From the December 9 broadcast of the NBC-syndicated Chris Matthews Show:
MATTHEWS: Well, let me just tell you, that may be the sort of the cosmetic attitude people have, but there is this sectarian problem that Huckabee's exploiting against him. So, that speech this week, a lot of people thought it was a great speech. I thought it was a great speech. Do you think it's going to have a big impact on Iowa? Later in New Hampshire as his firewall, where he might do better? Or later on in the campaign when he has to run for president?
PARKER: I think it's going to help him most right now in New Hampshire because it is a speech about big ideas, and we know that New Englanders tend to respond to religion more in terms of liberty and tolerance than in terms of emotional responses. But I think in the general election it will also help him. I've just been following some of the threads online and people are saying that they have completely changed their position on Romney. That he has raised - you know, he's elevated in their eyes because of this speech. So I think it's had a strong effect. Whether it helps in Iowa, I don't know.

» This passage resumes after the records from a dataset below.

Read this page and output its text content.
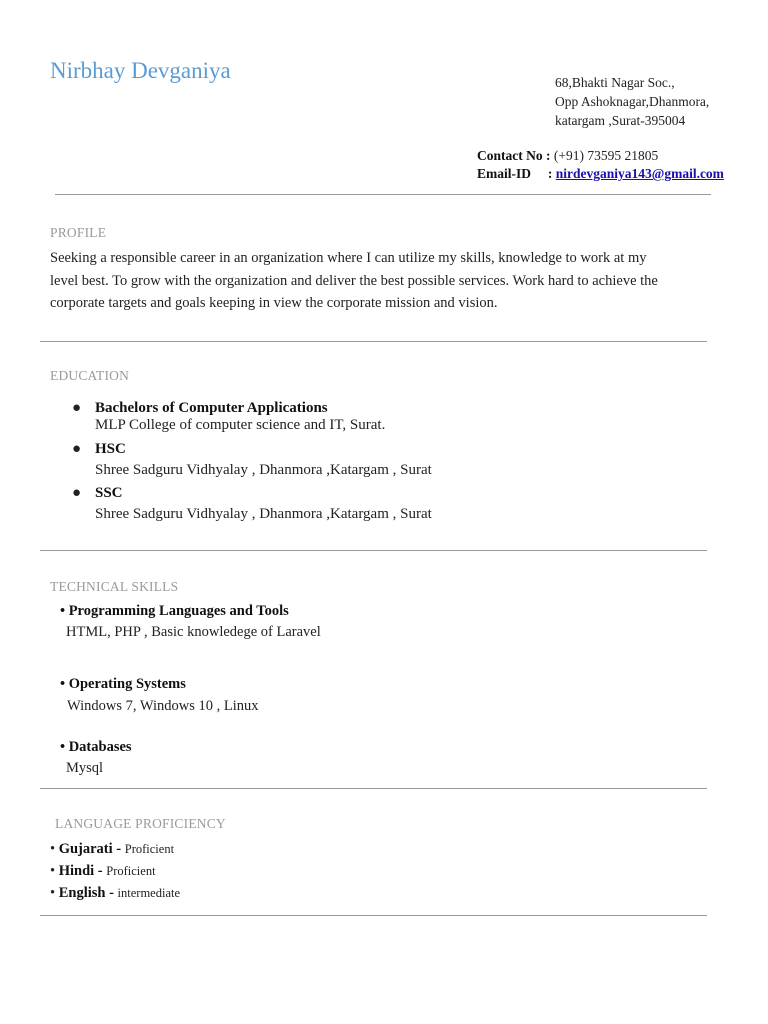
Nirbhay Devganiya	68,Bhakti Nagar Soc.,
Opp Ashoknagar,Dhanmora,
katargam ,Surat-395004
Contact No : (+91) 73595 21805
Email-ID : nirdevganiya143@gmail.com
PROFILE
Seeking a responsible career in an organization where I can utilize my skills, knowledge to work at my
level best. To grow with the organization and deliver the best possible services. Work hard to achieve the
corporate targets and goals keeping in view the corporate mission and vision.
EDUCATION
● Bachelors of Computer Applications
MLP College of computer science and IT, Surat.
● HSC
Shree Sadguru Vidhyalay , Dhanmora ,Katargam , Surat
● SSC
Shree Sadguru Vidhyalay , Dhanmora ,Katargam , Surat
TECHNICAL SKILLS
• Programming Languages and Tools
HTML, PHP , Basic knowledege of Laravel
• Operating Systems
Windows 7, Windows 10 , Linux
• Databases
Mysql
LANGUAGE PROFICIENCY
• Gujarati - Proficient
• Hindi - Proficient
• English - intermediate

GREGORY: I think it's positive, Chris, primarily because he had conviction, he had authenticity, this is a subject he knows and believes in --
MATTHEWS: And he's not flipping on his religion.
GREGORY: And he's not flipping around. And that's his biggest problem, is that he's a flip-flopper and he's compromised -- that's how a lot of people see him. He did not appear compromised here. And, so, I think, you know, whether it helps him in Iowa or New Hampshire, I mean, voters are going to look at him and have a visceral reaction. The guy looked presidential, it was a speech that was bigger than sort of the politics of the moment.

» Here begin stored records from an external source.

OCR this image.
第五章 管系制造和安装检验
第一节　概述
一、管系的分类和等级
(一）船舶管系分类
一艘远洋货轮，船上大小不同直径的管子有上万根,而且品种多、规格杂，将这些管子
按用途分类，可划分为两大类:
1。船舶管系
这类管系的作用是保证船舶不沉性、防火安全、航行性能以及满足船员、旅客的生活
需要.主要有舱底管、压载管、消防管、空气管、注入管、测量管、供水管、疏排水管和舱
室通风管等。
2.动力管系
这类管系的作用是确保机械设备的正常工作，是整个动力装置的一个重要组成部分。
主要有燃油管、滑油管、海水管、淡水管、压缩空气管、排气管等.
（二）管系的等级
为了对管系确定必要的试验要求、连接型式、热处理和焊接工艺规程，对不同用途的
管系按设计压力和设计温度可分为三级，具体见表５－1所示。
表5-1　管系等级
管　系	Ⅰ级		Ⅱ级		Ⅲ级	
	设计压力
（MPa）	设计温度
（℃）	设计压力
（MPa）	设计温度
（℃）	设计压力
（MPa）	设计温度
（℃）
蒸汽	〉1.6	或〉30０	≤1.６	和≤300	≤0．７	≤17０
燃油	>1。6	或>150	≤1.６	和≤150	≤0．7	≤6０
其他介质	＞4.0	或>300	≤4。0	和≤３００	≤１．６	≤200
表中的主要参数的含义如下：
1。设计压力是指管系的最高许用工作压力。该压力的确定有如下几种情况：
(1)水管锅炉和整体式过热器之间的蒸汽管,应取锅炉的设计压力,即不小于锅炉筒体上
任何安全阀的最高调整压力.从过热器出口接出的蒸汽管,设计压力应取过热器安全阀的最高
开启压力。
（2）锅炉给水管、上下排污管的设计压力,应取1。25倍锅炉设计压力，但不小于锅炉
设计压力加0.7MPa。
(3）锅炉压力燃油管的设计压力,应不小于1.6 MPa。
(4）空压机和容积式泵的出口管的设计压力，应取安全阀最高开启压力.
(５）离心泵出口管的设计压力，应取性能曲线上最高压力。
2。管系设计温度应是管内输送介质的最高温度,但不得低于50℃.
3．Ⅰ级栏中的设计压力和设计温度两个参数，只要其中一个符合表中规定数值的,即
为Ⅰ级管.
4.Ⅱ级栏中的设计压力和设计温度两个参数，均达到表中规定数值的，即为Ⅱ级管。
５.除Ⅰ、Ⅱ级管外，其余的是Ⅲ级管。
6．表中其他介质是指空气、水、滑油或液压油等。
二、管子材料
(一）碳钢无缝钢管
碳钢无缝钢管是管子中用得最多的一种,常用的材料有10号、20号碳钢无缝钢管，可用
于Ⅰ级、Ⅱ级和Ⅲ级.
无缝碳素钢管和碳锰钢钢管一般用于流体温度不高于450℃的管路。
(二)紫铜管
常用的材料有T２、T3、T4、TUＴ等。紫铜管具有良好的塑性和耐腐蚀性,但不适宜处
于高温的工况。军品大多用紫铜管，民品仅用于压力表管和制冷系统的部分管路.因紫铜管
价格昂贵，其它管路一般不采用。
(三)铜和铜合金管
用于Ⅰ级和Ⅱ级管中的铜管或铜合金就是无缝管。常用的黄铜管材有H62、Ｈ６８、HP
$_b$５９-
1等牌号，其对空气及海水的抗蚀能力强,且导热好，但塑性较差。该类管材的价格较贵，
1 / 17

MATTHEWS: He got verklempt there, you know, to use the Saturday Night Live term. I mean, he really got emotional when he talked about the patriotic meaning of the First Continental Congress and how everybody had a different religion and they got together on prayer. Well, it worked for a lot of us.

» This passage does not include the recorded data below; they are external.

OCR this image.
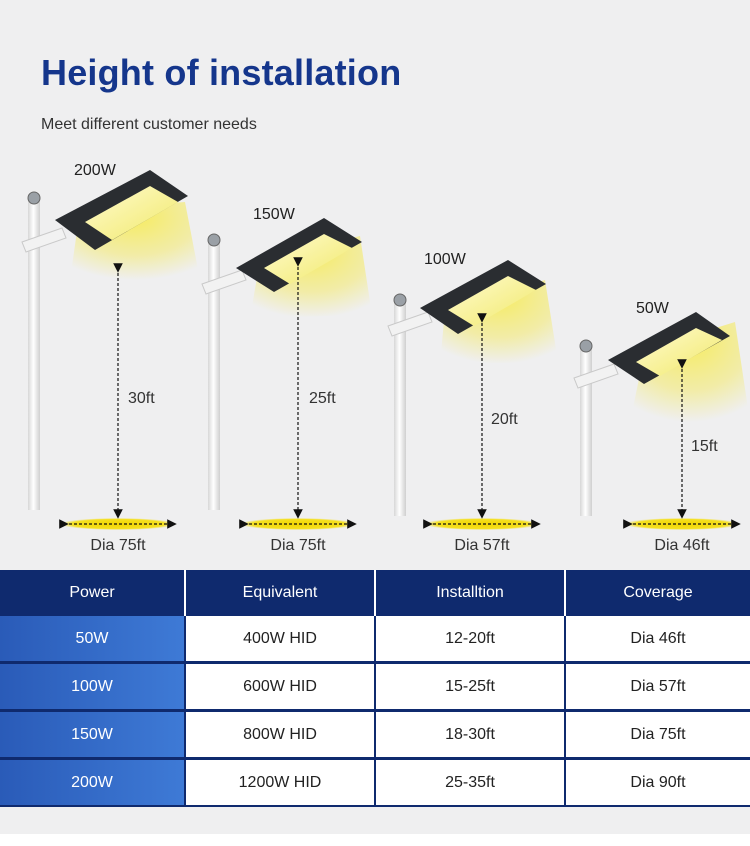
Height of installation
Meet different customer needs
200W
30ft
Dia 75ft
150W
25ft
Dia 75ft
100W
20ft
Dia 57ft
50W
15ft
Dia 46ft
Power	Equivalent	Installtion	Coverage
50W	400W HID	12-20ft	Dia 46ft
100W	600W HID	15-25ft	Dia 57ft
150W	800W HID	18-30ft	Dia 75ft
200W	1200W HID	25-35ft	Dia 90ft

GREGORY: You can dissect this, but it still had a - it was still tactical, in that he was still trying to slow Huckabee down in Iowa.
NORRIS: I think that it will help him outside of Iowa. I'm not sure that -- when you're there you get the sense that they've -- voters have sort of turned the corner. Huckabee has picked up so much momentum in Iowa I think it's going to be difficult --
MATTHEWS: The Christian leader.
NORRIS: -- to slow his roll in Iowa. But, you know, Romney is also -- he's a manager. He always takes the long view. So I think in giving this speech he was looking beyond Iowa and looking at New Hampshire and beyond.
IGNATIUS: I thought it was a good speech. I still felt that it was a careful speech. I didn't feel that I saw the inner man. On a topic like this, you know, you really want to see into someone's heart, and I still felt that he was being cautious and careful. When Huckabee talks about religion, when Huckabee says immigrants are the children of God, you have a sense of the passion of the man, that I didn't feel even with this fine speech.
MATTHEWS: How much work went into this?
PARKER: A lot. This is not something that came up suddenly, this was not really timed for Huckabee, this sort of Huckabee wave just coincided with it. They really wanted to deliver this speech at Thanksgiving, but recognized that Americans don't really want to talk about politics when they're getting together for the family. But they've been working on this for months, he reached out to other denominations to get the words right and the ideas right. He really wanted to make a big ideas speech.
MATTHEWS: I thought it was the best speech of the campaign so far.
NORRIS: One thing some people were looking for is the sort of shame-on-you quality also for people who were questioning his faith, and if he had used some of Huckabee's rhetoric - "America's better than this" --
MATTHEWS: I - that --
NORRIS: -- it may have served --
MATTHEWS: In other words: Huckabee, back off. OK, we'll be right back.